Sunday, November 25, 2012

Marked Tree My Home Town


Marked Tree My Home Town

I have gone to school in Marion all my life, but Marked Tree is my true home town.

Marked Tree is a small town of about twenty-eight hundred people. Marked Tree is nestled half way between Jonesboro, and Marion on highway sixty-three.

I lived on the corner of Sixth and Barbra Allen, near the highway. My back yard butted up against the highway, so I have many memories of the highway. When the highway was originally constructed the government didn’t have very strict laws on controlling how vehicles accessed the highway. In Marked Tree, we didn’t have overpasses or on ramps, so to get to the other side you had to cut across four lanes of traffic traveling at seventy miles per hour. This led to many wrecks, and deaths.

It’s a beautiful day in Marked Tree. I just got home from school. (I am six at the time) I am walking down Sixth Street, when all of a sudden I hear this horrible sound of crushing metal, honking horns, and the smell of burning rubber!

I ran through the empty lot between my house and the highway, not thinking about the monstrosity that awaits my young eyes.

As I got closer to the wreck I could hear the moaning of the men who were scattered all over the highway, covered with blood. Many lying limp on the cool Asphalt now stained with blood. I am now looking at twelve motorcycles, fifteen men, 3 dead, one without a leg, and an uninjured truck driver. Within ten minutes they had the entire highway shut down and a helicopter in the median. That has to be one of the worst memories of Marked Tree.

Because of this and many other wrecks they have redesigned and are still updating the highway so that it will become future I-555.

At the end of our cul-de-sac was a gazebo. It was a small white gazebo. It has a beautiful back drop with the mature trees, and rose bushes in the back ground. The gazebo was a popular place for weddings. There were usually four to five weddings a year.

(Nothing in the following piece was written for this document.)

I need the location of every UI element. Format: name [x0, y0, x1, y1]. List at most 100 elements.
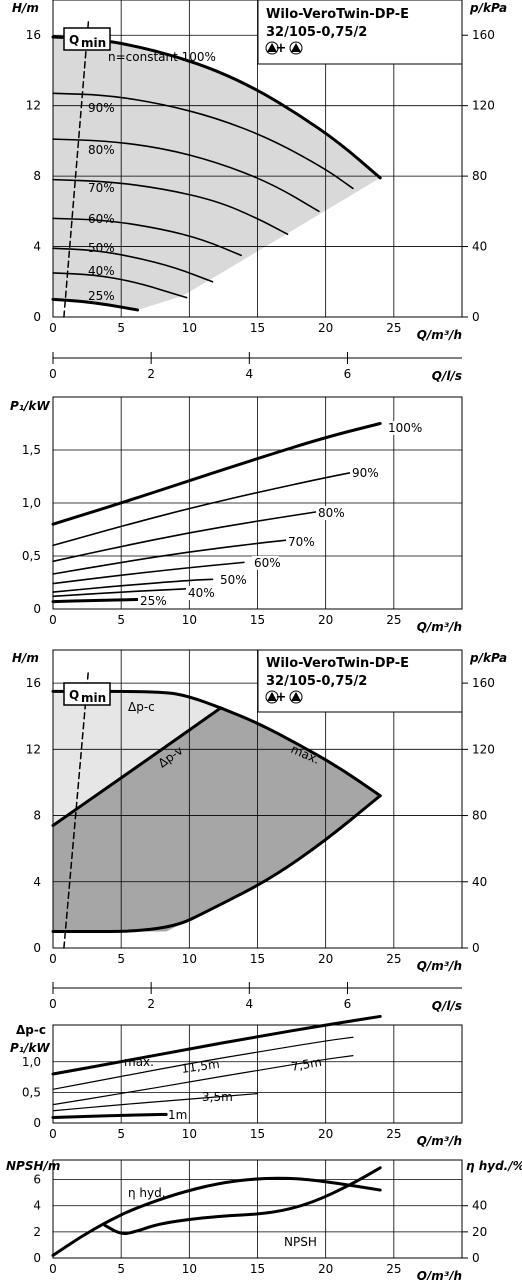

I remember asking every time there was a weeding if I could help them set up chairs or tables for the weddings. They normally would let me help, but one summer I remember they paid me fifty dollars to help set up chairs and other miscellaneous wedding things. I thought I was the riches kid in the world. Fifty dollars to a six year old is like giving them the world.

 

            Our neighbors, the McCrary’s, had a gigantic side yard, between their house and the gazebo. I remember all the neighborhood kids playing wiffelball in the yard. They soon made it into a regulatory wiffelball field, with a fence and everything you need to have a wiffelball field. I can remember hitting my first home run over the fence.            

            It was another beautiful day in Marked Tree. Me, Anna, Brodie, Jagger, and Bailey where all playing wiffelball. Jagger was pitching, and I was up to bat. I had two strikes. He pitched me the ball, I swung. Foul ball. Another pitch. foul ball. If I remember write, I hit six foul balls. Until finally I hit the ball solid. When I hit it, it seemed as if the ball stayed in the air forever. But finally it fell out of the sky and onto the ground, on the other side of the fence! I didn’t even run around the bases, I kind of had a casual stroll around the bases.

 
                Even though there are some bad memories of Marked Tree, I wouldn’t change a thing about where I am from or my home town.